Australian cricket has a GOAT, a spin king and now it looks like there’s another spinner to crown. Alana King’s hot streak has been truly special.
Alana King began 2022 uncapped at the international level, but if her recent hot streak is anything to go by, she’ll have plenty more global success to come.
Fresh off the high of Australia winning the first ever Commonwealth Games gold medal for Women’s T20 cricket, King stepped straight into the Women’s Hundred competition, dominating on debut.
It hadn’t been long since she was robbed of a Comm Games hat-trick, but the wounds of that missed chance were put to bed in her first game for the Trent Rockets.
King claimed the first-ever Women’s Hundred hat-trick, finishing with figures of 4-15 and 13 dot balls from her 20-ball spell, and has continued the dominance since.
After three games, King sits atop the wicket-taking leaderboard with five, an average of 8.20 and boasting the best ‘economy per hundred’, having conceded just 41 runs from her 60 balls in the competition so far.
Her latest achievement is just as impressive as the hat-trick too – conceding just eight runs from her 20-ball spell against the Oval Invincibles. King bowled ten consecutive dot balls to South African Marizanne Kapp.
The spell ended with 15 dot balls total, a remarkable effort in the Rockets’ ultimately unsuccessful defence of their score of 112.
Her hot-streak is certainly not limited to her impact in The Hundred, however.
You could argue it started back in January, where after a title-winning WBBL|07 campaign with the Perth Scorchers at the end of 2021, she was selected for not one, but three international debuts in the space of 14 days.
The leg-spinner made an immediate impact on T20 debut, the first of her maiden internationals. And selectors had seen enough, becoming a member of the Test and ODI sides not long after.
Fast-forward nearly seven months, and King has not just won a Comm Games gold, but also been a member of Australia’s Women’s Ashes and ODI World Cup-winning squads.
The World Cup final against England showed King’s love for a big occasion, as she took 3/64 from her ten overs, including the vital wicket of England’s skipper Heather Knight.
In the lead-up to the Comm Games was when the streak really started to come to life, however, with a dominant Tri-Series against Ireland and Pakistan a couple of weeks out laying the foundation for her current stretch of success.
King began the series with a bang, taking three wickets in an over in the washed-out opener against Pakistan.
She followed up figures of 3/8 in the first game with 3/9 in the subsequent one, as a two-wicket effort later in the series saw her finish the series with an average of 5.75 with the ball.
While she didn’t star with the ball in the opening match of Australia’s Comm Games campaign, she played a pivotal role with the bat, scoring a vital 18* in a late-innings support act to Ash Gardner, as Australia came from an ugly position to record a win against India.
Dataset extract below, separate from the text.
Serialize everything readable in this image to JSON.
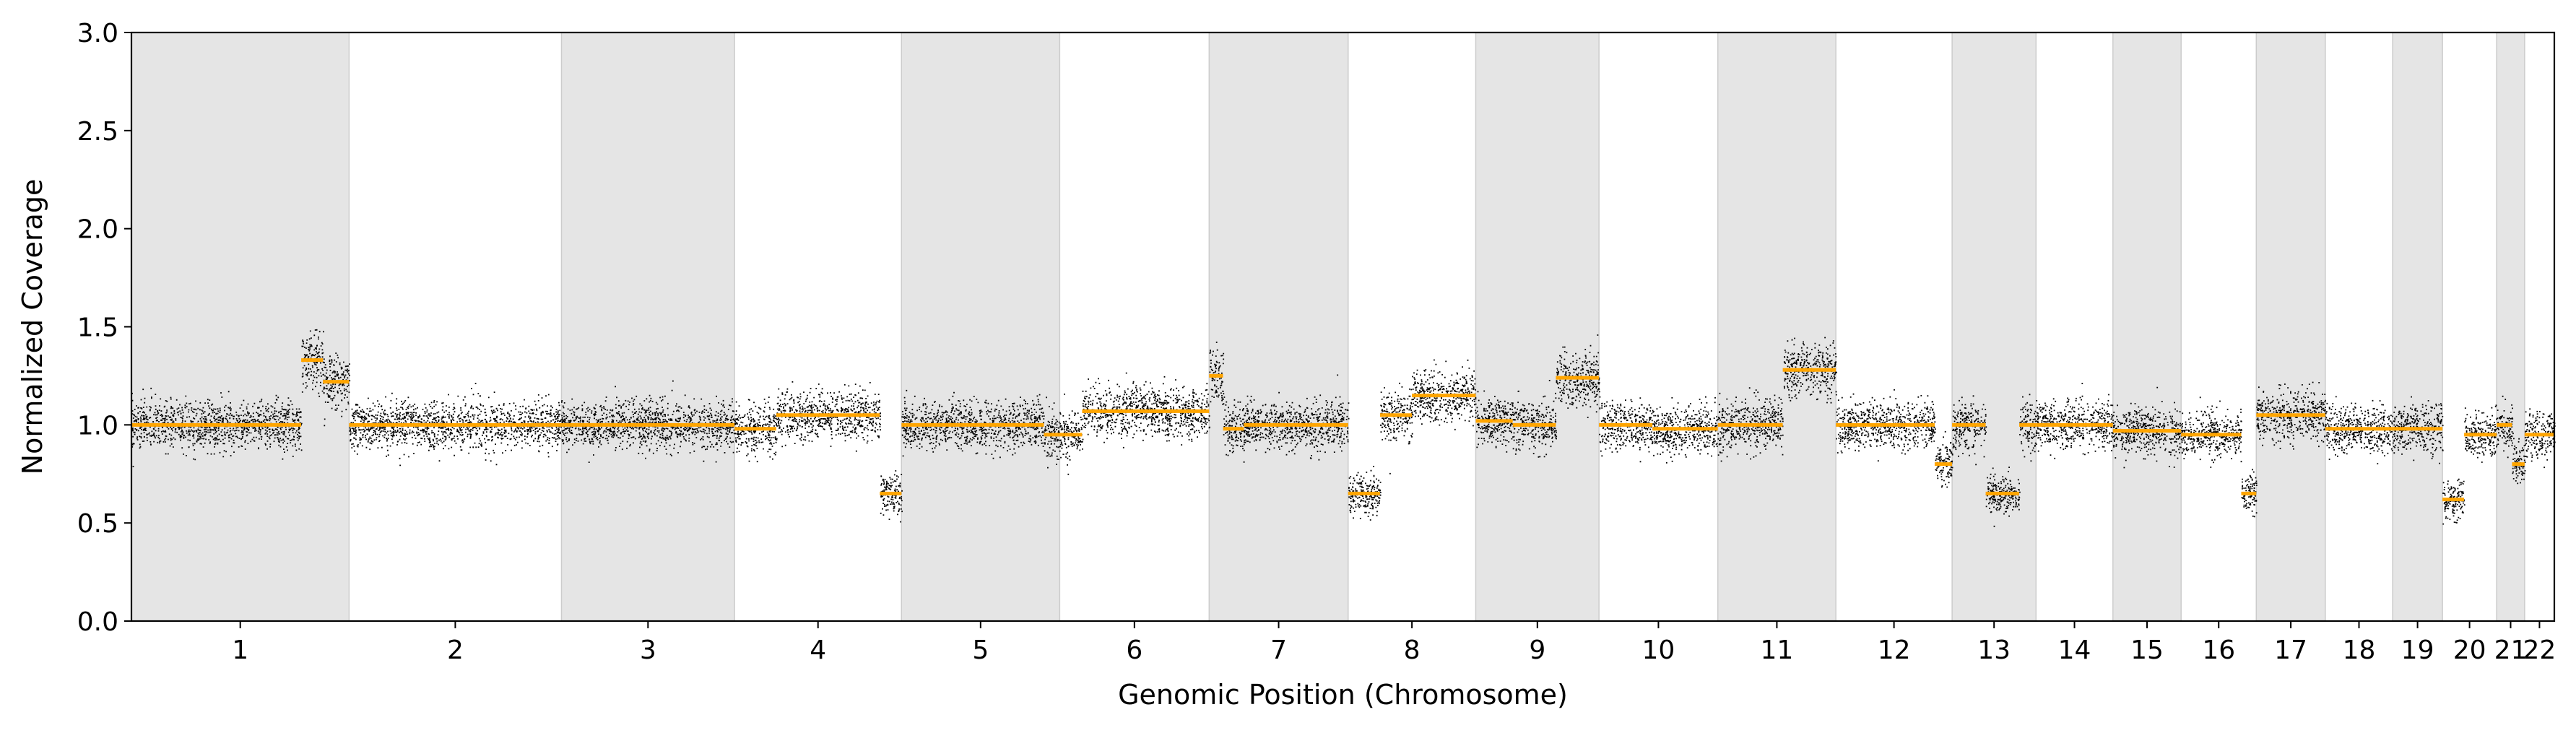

In the second game, however, King was as dominant as ever, taking 4/8 against Barbados. And she could’ve had five and a hat-trick, but it wasn’t to be, as Meg Lanning put down the hat-trick ball off a fairly simple chance at slip.
The Hundred hat-trick ties it all off nicely though, an exclamation mark on her international form as she becomes a sought-after asset in the growing women’s domestic T20 market.
Aptly named, King has drawn obvious comparisons to the late Shane Warne, and has credited the Aussie GOAT as a predominant source of inspiration for her career.
With King’s hot start to her international career – and her career in competitions like the WBBL and The Hundred more broadly – it’s clear to see that she’s Australia’s newest leg spin star.
And it certainly wouldn’t be a stretch to say that we’ve got a new spin King – or Queen – on our hands.